Les responsables américains qui songent à mettre fin aux stimulants économiques records risquent de répéter les mêmes erreurs qui ont plongé le Japon dans une stagnation de la croissance et qui ont fait perdre une décennie au pays, estime Richard Koo, de Nomura Research Institute Ltd.

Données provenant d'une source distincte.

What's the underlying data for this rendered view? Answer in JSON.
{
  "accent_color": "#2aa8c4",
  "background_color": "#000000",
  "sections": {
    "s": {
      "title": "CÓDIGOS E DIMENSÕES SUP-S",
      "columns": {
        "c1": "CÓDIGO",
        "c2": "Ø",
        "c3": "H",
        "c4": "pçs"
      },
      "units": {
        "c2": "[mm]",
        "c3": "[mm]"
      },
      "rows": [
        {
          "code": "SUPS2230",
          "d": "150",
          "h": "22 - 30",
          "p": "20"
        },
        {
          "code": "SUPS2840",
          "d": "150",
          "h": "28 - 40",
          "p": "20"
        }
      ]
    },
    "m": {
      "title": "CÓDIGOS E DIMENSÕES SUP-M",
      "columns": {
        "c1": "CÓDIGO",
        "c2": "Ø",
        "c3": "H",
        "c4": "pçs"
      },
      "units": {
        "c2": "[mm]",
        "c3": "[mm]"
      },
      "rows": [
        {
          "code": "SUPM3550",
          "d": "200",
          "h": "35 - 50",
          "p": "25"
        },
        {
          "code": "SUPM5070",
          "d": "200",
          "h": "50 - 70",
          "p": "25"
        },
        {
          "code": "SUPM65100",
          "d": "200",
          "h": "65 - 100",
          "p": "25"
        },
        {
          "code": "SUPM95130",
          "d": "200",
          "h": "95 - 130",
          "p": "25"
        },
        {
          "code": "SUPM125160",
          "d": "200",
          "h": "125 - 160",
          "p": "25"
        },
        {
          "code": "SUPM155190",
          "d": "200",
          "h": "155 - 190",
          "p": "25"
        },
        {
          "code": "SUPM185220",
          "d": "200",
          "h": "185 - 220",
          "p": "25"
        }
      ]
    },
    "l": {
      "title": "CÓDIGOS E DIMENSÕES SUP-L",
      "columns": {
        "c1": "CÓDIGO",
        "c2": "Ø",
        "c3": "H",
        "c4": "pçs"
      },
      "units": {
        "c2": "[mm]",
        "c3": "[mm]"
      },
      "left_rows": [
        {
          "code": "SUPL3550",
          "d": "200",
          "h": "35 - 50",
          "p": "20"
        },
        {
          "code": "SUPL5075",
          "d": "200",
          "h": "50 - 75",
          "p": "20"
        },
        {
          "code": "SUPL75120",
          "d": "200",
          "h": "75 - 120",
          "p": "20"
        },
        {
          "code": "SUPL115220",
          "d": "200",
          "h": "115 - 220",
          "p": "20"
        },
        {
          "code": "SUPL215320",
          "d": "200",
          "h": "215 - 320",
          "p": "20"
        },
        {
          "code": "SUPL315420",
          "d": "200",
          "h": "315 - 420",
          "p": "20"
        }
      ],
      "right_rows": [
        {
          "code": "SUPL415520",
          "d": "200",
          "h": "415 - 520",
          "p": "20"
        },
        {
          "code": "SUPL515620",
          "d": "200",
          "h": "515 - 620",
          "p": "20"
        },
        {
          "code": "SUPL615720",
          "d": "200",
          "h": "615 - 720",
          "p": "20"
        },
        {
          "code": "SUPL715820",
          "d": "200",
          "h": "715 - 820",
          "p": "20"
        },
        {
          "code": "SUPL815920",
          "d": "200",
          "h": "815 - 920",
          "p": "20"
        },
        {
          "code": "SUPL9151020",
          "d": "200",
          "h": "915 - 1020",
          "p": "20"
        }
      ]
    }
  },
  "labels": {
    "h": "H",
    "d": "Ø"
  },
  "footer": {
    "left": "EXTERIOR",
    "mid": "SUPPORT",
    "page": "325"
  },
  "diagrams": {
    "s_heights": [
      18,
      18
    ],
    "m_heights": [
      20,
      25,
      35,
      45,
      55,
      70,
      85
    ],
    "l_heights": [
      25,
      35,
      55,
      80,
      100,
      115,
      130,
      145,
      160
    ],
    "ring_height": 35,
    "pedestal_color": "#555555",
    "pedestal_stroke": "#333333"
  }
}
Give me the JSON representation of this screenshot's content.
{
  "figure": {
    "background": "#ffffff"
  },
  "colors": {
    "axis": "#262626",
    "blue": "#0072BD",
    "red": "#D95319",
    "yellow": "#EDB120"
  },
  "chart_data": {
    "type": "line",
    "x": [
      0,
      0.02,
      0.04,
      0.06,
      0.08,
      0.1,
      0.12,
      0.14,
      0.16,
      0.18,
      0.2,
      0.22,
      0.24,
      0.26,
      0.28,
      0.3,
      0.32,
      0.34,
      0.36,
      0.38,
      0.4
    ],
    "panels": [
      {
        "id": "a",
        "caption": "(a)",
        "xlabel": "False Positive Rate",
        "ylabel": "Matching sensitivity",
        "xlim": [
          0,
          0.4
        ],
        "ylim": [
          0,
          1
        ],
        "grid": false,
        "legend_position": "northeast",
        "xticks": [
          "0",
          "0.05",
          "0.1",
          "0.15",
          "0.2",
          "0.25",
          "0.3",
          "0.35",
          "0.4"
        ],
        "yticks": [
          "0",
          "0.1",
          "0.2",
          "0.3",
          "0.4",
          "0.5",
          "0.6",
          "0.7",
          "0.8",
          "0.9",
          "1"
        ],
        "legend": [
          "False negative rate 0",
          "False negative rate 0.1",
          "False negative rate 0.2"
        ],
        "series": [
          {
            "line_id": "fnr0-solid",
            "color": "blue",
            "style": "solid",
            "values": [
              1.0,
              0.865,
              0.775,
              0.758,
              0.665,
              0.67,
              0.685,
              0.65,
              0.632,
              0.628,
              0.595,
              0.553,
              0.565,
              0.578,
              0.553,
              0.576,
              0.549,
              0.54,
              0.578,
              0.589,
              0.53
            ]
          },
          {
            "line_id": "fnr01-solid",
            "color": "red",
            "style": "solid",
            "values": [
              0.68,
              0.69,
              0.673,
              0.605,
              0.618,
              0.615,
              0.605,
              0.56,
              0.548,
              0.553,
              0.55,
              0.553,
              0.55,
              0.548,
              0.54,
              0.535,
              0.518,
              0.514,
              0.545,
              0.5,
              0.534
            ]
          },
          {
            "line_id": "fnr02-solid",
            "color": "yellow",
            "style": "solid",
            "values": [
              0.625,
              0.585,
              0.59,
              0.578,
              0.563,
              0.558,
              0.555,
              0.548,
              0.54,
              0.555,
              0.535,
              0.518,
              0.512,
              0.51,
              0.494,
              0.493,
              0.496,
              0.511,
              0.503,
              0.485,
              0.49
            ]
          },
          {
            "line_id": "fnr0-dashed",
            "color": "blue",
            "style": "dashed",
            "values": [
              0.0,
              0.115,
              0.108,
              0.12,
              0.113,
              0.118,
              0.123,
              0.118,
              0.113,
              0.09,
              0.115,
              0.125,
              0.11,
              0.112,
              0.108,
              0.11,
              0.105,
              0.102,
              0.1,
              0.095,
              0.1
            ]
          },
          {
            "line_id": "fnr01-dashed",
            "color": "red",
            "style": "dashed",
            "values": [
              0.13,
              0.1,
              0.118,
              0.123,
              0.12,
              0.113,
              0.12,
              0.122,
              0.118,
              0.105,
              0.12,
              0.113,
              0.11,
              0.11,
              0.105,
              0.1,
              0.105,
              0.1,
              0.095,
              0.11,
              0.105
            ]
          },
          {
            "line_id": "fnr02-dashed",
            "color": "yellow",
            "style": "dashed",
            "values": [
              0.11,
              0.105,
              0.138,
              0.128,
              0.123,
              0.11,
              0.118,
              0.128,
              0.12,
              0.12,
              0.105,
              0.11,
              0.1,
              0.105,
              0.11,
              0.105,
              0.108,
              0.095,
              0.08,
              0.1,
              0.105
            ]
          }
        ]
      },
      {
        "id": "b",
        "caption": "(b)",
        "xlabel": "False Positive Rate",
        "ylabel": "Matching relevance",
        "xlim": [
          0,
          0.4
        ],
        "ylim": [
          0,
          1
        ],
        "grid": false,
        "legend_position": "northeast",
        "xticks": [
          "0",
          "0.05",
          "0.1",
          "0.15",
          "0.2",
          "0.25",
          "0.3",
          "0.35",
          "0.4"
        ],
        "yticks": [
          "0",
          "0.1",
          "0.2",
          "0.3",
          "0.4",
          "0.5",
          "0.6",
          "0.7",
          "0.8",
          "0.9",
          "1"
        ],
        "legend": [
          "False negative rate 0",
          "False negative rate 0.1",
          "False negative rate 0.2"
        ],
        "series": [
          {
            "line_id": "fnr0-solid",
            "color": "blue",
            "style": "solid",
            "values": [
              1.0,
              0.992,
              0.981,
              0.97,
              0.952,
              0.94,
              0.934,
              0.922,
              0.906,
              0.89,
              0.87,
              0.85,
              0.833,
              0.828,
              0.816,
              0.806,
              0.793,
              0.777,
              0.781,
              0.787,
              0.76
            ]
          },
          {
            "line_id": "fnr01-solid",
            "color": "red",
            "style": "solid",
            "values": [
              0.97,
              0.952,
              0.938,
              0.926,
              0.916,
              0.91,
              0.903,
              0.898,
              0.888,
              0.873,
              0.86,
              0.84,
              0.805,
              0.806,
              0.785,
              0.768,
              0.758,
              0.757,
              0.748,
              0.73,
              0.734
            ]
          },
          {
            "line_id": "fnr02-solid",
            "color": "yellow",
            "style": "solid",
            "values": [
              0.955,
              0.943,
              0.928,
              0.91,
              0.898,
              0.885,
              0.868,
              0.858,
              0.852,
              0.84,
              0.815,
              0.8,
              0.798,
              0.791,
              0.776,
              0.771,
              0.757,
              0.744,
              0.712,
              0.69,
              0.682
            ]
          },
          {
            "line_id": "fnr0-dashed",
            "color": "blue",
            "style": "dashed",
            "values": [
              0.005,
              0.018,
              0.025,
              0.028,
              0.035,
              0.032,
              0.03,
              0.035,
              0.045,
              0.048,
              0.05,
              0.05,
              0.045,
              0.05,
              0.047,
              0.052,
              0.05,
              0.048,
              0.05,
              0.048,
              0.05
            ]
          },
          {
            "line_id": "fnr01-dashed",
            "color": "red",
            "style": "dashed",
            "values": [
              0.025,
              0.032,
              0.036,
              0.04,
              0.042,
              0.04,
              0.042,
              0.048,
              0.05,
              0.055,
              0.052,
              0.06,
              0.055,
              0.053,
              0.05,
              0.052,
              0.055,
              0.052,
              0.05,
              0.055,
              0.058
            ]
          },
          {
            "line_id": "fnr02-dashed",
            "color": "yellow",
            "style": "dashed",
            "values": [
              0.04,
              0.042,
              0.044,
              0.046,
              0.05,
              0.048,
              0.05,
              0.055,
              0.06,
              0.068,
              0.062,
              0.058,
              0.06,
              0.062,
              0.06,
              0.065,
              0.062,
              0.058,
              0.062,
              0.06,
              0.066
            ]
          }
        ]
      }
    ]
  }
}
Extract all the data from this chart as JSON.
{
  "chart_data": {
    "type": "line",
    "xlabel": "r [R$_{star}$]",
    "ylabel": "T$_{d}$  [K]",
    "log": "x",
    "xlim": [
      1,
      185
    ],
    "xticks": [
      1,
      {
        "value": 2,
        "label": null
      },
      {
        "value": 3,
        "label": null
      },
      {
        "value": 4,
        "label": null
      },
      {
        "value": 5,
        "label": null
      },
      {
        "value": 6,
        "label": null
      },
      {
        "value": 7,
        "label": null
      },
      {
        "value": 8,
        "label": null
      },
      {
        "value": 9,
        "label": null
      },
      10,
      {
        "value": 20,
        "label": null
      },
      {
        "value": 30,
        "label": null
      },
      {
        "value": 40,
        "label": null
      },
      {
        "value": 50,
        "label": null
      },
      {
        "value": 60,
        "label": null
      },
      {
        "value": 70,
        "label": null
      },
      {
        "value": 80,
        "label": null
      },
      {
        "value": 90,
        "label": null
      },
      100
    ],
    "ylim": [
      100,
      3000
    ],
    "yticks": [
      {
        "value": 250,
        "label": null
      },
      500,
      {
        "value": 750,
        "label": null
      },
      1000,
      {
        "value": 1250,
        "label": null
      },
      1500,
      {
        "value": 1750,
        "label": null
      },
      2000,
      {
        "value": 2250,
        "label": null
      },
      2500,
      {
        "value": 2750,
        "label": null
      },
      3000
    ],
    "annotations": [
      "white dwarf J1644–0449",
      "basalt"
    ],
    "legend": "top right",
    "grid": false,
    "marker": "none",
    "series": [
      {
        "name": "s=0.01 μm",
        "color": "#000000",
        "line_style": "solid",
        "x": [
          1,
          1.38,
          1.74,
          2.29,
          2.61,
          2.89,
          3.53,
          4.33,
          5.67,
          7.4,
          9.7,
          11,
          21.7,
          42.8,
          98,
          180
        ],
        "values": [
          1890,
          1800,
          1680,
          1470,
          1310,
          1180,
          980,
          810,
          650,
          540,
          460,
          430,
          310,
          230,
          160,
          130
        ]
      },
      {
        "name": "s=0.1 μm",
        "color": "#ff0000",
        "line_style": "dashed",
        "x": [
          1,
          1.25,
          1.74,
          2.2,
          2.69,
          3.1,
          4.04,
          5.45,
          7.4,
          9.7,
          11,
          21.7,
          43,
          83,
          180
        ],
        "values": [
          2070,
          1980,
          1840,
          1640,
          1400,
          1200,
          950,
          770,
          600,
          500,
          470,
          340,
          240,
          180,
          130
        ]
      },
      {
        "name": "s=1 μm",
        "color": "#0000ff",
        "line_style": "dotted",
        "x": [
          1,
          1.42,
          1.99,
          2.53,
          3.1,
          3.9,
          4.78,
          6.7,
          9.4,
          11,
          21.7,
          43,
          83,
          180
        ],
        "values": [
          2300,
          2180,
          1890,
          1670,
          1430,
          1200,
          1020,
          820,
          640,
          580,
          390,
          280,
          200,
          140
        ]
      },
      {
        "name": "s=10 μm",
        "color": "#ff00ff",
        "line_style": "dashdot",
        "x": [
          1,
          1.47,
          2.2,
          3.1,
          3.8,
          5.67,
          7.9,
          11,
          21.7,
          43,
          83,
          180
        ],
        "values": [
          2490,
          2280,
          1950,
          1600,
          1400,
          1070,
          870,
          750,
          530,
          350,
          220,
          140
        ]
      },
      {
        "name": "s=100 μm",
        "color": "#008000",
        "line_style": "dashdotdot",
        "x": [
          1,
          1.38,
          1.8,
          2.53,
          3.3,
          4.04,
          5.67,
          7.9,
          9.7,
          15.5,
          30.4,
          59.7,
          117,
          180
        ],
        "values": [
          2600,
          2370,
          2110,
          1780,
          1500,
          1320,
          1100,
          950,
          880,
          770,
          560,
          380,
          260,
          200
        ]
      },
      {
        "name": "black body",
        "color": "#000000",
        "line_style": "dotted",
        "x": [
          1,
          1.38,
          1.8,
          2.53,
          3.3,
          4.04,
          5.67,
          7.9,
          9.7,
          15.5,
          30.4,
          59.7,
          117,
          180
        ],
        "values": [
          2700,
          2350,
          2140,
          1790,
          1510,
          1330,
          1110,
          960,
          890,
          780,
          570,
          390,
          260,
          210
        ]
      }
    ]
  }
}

«Il ne s'agit pas d'un rhume, ça ressemble plutôt à une pneumonie», a lancé M. Koo, auteur de Balance Sheet Recession, un ouvrage publié en 2003 et qui porte sur les ennuis qu'a connus le Japon après que ses marchés boursiers et immobiliers eurent sombré en 1990. «Nous avons encore besoin des dépenses gouvernementales, a-t-il dit, et cela pourrait prendre jusqu'à trois à cinq ans avant de sortir de ce bourbier, même dans les meilleures circonstances.»

 

Les commentaires de M. Koo font écho aux propos de divers économistes, dont Paul Krugman, lauréat du prix Nobel, qui avertissent que le retour des États-Unis à la croissance au cours de la deuxième moitié de 2009 ne signifie pas qu'une reprise soutenue soit assurée. L'administration Obama cherche à contenir le déficit budgétaire record de 1400 milliards US au moment où la croissance reprend et à sauvegarder la valeur du dollar, qui est mise à mal.

«S'il faut retenir une leçon de l'expérience japonaise, c'est qu'on ne doit pas mettre fin aux stimulants fiscaux tant que le désendettement du secteur privé n'est pas terminé», a estimé M. Koo, 55 ans, économiste en chef de la division de recherches de la plus importante maison de courtage du Japon. M. Koo a fait ces commentaires lors d'une entrevue dans ses bureaux à Tokyo la semaine dernière. «Lorsque nous verrons le secteur privé recommencer à emprunter, je serai celui qui criera le plus fort sur terre pour réclamer une réforme fiscale. Ce sera le moment de mettre fin aux stimulants», a-t-il dit.

M. Koo a calculé que l'éclatement de la bulle des actifs au Japon en 1990 a fait voler en fumée pas moins de 16 000 milliards US, soit l'équivalent de trois fois l'économie du pays. Les entreprises se sont alors concentrées sur le remboursement de leur dette plutôt que de lancer de nouveaux projets, ce qui a fait chuter la demande et provoqué un cycle marqué par la dégringolade des liquidités et des prix des actifs et la détérioration des bilans.

En ce moment, ce sont les consommateurs américains qui sont criblés de dettes. La dette des ménages américains s'est gonflée de plus de 10% chaque année de 2002 à 2005 alors que l'économie a progressé de 2,75% en moyenne.

La solution que préconise M. Koo, qui a déjà travaillé à la Federal Reserve Bank de New York, fait appel à des dépenses gouvernementales soutenues pour combler le vide laissé par la réduction des dépenses des consommateurs et des entreprises.

Les efforts de la Réserve fédérale américaine (Fed) sont insuffisants, a-t-il dit: «Les taux d'intérêt sont à zéro et rien ne se passe. Les entreprises et les ménages ne veulent pas emprunter de l'argent même à des taux de zéro; ils sont trop occupés à refaire leurs épargnes et à régler leurs dettes.»